Blin refers to numbers released by Opera that show mobile Web adoption in Nigeria has increased by 1,000 percent year-over-year. “They use their cell phones for pretty much everything because few people have the money to buy a PC,” Blin says.

A July report by Juniper Research projects 50 million WiMAX subscribers worldwide by 2014. The report shows that while emerging markets will account for a decent share of revenues by 2014 – with Africa alone accounting for 15 percent of total revenues – North America will take the lion’s share, at $4 billion of a total of just under $16 billion in revenue by 2014.

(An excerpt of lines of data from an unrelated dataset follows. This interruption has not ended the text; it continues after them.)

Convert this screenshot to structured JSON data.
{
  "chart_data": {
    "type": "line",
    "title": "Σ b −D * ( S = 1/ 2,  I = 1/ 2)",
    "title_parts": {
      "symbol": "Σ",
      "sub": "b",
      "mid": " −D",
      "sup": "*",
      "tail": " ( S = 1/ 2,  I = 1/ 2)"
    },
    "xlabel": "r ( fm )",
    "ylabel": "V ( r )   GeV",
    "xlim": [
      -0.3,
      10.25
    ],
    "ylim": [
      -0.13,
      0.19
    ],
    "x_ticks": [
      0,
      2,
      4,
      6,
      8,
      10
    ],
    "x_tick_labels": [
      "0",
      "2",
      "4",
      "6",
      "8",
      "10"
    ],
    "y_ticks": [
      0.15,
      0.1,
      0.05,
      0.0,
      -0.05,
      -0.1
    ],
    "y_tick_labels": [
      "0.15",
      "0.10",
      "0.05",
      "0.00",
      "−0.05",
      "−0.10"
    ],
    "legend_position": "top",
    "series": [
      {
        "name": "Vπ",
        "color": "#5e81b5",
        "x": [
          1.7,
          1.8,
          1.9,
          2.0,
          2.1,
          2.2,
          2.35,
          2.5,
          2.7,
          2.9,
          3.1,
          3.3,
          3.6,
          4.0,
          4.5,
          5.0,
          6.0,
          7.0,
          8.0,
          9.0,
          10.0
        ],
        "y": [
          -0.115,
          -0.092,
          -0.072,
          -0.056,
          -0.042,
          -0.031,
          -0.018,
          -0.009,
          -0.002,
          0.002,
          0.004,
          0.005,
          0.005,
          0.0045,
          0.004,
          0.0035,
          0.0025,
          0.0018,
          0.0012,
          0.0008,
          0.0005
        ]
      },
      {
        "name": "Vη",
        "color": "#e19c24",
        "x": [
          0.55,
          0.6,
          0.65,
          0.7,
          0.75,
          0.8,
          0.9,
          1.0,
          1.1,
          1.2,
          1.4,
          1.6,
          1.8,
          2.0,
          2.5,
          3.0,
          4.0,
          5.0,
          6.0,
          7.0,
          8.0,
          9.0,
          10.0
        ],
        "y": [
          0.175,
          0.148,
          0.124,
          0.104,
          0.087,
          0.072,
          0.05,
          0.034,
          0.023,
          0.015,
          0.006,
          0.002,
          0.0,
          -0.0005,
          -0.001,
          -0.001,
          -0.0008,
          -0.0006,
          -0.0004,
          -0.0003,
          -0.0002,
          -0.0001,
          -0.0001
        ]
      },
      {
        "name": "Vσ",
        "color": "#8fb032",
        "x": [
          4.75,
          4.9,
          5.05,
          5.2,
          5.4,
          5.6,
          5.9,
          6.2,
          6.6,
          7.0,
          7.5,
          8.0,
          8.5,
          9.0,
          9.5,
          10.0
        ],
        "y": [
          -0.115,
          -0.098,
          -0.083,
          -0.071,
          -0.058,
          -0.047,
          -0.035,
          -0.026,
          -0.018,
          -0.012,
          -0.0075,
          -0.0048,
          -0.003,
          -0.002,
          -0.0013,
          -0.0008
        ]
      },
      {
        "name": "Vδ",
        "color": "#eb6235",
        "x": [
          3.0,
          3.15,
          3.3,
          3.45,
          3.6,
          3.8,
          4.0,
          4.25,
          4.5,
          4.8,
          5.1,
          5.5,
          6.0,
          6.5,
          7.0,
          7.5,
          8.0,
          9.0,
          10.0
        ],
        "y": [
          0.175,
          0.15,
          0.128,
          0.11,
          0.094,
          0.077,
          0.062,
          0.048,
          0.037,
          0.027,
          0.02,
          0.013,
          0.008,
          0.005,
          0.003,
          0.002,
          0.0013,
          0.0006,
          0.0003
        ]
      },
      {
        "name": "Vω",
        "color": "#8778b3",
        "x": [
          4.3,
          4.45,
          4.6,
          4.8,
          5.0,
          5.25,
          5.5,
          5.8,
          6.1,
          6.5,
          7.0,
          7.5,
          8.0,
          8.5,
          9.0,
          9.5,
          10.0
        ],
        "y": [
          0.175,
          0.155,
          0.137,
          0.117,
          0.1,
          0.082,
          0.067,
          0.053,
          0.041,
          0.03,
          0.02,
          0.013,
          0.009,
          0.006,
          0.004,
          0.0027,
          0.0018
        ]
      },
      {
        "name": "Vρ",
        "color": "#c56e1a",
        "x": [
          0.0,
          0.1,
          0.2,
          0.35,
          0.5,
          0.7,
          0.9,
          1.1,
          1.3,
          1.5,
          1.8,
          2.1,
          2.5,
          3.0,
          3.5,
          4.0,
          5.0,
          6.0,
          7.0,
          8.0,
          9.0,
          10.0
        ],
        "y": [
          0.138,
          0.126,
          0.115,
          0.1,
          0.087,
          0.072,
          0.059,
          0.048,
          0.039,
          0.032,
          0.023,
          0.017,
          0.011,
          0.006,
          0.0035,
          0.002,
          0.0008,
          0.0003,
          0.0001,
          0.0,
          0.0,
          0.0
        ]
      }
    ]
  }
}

The WiMAX Forum reports that the Yota WiMax network in Russia registered 1,300 new subscribers per day in June, with average downloads of 10GB per user per month. “Broadband is addictive. The more they give people broadband, the more people want to use it," Shakouri says.

But it’s not just its existing deployments that count as strengths for the WiMAX camp. The technology also has managed a competitive components market. "I think that one advantage of the WiMAX ecosystem is coming from the Taiwanese Internet industry, we are seeing a significantly lower cost for components and devices," Shakouri says.

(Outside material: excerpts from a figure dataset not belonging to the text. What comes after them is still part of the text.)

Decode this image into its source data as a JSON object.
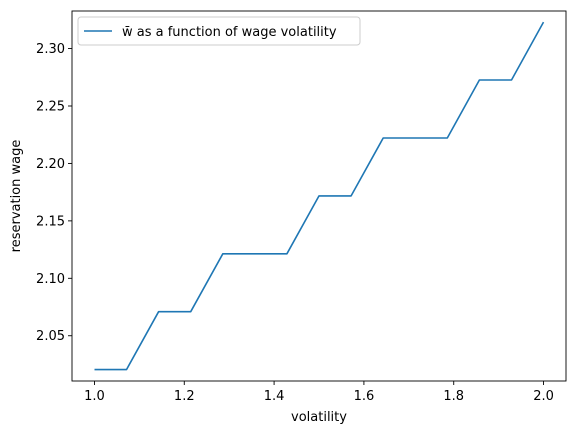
{
  "chart_data": {
    "type": "line",
    "title": "",
    "xlabel": "volatility",
    "ylabel": "reservation wage",
    "xlim": [
      0.95,
      2.05
    ],
    "ylim": [
      2.0106,
      2.3327
    ],
    "grid": false,
    "legend_placement": "top-left",
    "xticks": [
      1.0,
      1.2,
      1.4,
      1.6,
      1.8,
      2.0
    ],
    "xtick_labels": [
      "1.0",
      "1.2",
      "1.4",
      "1.6",
      "1.8",
      "2.0"
    ],
    "yticks": [
      2.05,
      2.1,
      2.15,
      2.2,
      2.25,
      2.3
    ],
    "ytick_labels": [
      "2.05",
      "2.10",
      "2.15",
      "2.20",
      "2.25",
      "2.30"
    ],
    "series": [
      {
        "name": "w̄ as a function of wage volatility",
        "color": "#1f77b4",
        "x": [
          1.0,
          1.0714,
          1.1429,
          1.2143,
          1.2857,
          1.3571,
          1.4286,
          1.5,
          1.5714,
          1.6429,
          1.7143,
          1.7857,
          1.8571,
          1.9286,
          2.0
        ],
        "y": [
          2.0205,
          2.0205,
          2.0709,
          2.0709,
          2.1213,
          2.1213,
          2.1213,
          2.1717,
          2.1717,
          2.2221,
          2.2221,
          2.2221,
          2.2726,
          2.2726,
          2.323
        ]
      }
    ]
  }
}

Shakouri adds that while interest in commercial applications such as public transportation and video surveillance are widespread, voice is simply not a priority right now. “Voice is an important aspect of WiMAX, but WiMAX is … not a looked at as a cheaper 2G technology. It's being looked at as a mulitmedia channel,” he says, noting that focus on voice is a possibility once WiMAX has sufficiently matured.

Blin agrees. “I think voice is definitely a possibility, but the majority of deployments are going to be used as a replacement to high-speed broadband Internet.”

As the wireless industry seems bent on continually relearning the merits of openness, WiMAX was born on a philosophy of openness. “People realize this is the Internet model of business, this is the open model. You see such momentum. I think that's why you see some of these companies in 3G bad-mouthing WiMAX, because they just don't want competition."

But while WiMAX is affordable enough that it can be embraced by smaller players in emerging markets, the technology has not been ignored by larger entities looking to expand their reach. Current carriers include but are not limited to the likes of Orange, Sprint Nextel and Vodacom, while equipment suppliers include Huawei, Alcatel-Lucent, Motorola, Cisco, SR Telecom and Alvarion.

Although WiMAX’s present use case and business model leans heavily on emerging markets, Sprint Nextel, Clearwire and their partners are working to ensure it will have a life in the United States. And while the LTE camp shouts the possibilities of its chosen technology from the mountaintops, the WiMAX camp is content to quietly rack up real-world subscribers.